Really, this applies any time that recovery is initiated after the node has come back to life. The most likely case is a hard lease expiry like you suggest above, since it gives a full hour for the DN to restart, but it could be a manually triggered recovery as well.
2. the idea here is that RBW should have lengths longer than RWR, but both will have the same genstamp?
yep, s/should/could/ though (in many cases, RWR will have the right length)
If so, why aren't we just taking the replica with the longest length? Is there a reason to
In a normal pipeline failure, it's likely that the earlier DNs in the pipeline will have longer length than the later ones, right? So if we always just took the longest length, we'd usually recover to a pipeline of length 1 even when other replicas are available that satisfy correct semantics. At least, I assume this is the reasoning - in this patch I was just trying to maintain the semantics elsewhere.

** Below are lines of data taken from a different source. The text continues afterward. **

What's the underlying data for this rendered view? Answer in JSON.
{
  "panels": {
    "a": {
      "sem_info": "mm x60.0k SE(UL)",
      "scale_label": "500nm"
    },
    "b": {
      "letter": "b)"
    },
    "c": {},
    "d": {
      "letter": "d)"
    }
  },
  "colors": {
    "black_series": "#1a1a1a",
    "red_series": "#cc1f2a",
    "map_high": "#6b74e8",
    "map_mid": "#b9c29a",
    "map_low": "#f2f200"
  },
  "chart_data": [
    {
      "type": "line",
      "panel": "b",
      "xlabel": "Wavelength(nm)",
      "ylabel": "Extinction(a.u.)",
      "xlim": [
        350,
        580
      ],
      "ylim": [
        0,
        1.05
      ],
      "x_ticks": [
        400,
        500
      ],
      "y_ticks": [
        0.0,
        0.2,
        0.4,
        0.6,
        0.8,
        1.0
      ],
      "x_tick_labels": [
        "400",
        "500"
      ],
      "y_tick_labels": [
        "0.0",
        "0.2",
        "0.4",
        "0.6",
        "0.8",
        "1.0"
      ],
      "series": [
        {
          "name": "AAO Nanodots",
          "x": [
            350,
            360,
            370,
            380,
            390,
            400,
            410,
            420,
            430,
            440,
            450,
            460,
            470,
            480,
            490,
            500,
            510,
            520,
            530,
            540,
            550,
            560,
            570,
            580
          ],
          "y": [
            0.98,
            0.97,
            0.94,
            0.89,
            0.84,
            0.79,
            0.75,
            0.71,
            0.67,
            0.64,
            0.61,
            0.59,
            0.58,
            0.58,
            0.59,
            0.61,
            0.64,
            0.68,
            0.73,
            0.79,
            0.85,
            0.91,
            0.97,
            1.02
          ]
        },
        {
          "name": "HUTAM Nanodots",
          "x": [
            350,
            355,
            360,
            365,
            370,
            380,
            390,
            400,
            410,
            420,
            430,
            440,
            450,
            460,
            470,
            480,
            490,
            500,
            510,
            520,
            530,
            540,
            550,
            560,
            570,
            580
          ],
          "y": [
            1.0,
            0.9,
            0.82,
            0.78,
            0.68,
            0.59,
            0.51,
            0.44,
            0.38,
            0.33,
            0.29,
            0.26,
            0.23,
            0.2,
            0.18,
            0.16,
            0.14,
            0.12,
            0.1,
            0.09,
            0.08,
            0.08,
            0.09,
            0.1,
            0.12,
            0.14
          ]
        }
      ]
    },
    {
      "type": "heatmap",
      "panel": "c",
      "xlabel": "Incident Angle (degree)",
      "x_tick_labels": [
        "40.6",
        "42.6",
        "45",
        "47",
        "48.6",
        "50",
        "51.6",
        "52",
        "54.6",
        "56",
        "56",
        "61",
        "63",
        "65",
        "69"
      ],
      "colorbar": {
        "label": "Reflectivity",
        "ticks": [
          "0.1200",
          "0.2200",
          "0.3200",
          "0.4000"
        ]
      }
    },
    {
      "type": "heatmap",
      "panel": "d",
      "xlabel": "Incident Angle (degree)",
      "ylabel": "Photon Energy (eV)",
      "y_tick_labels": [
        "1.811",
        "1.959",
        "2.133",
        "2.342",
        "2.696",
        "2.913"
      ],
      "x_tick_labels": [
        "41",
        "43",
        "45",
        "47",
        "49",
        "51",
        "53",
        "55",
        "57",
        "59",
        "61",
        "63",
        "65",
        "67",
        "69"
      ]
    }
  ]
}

3. if sync() did not complete, there is no violation. do I follow? i agree we can try to recover more data if it's there, but i just want to make sure i'm on the same page
The issue here is that sync() could complete, but the post-power-failure replica could still be truncated. Recall that hflush() doesn't actually fsync to disk, so after an actual power failure of the local node, it will usually come back with a truncated replica after EXT3 journal replay.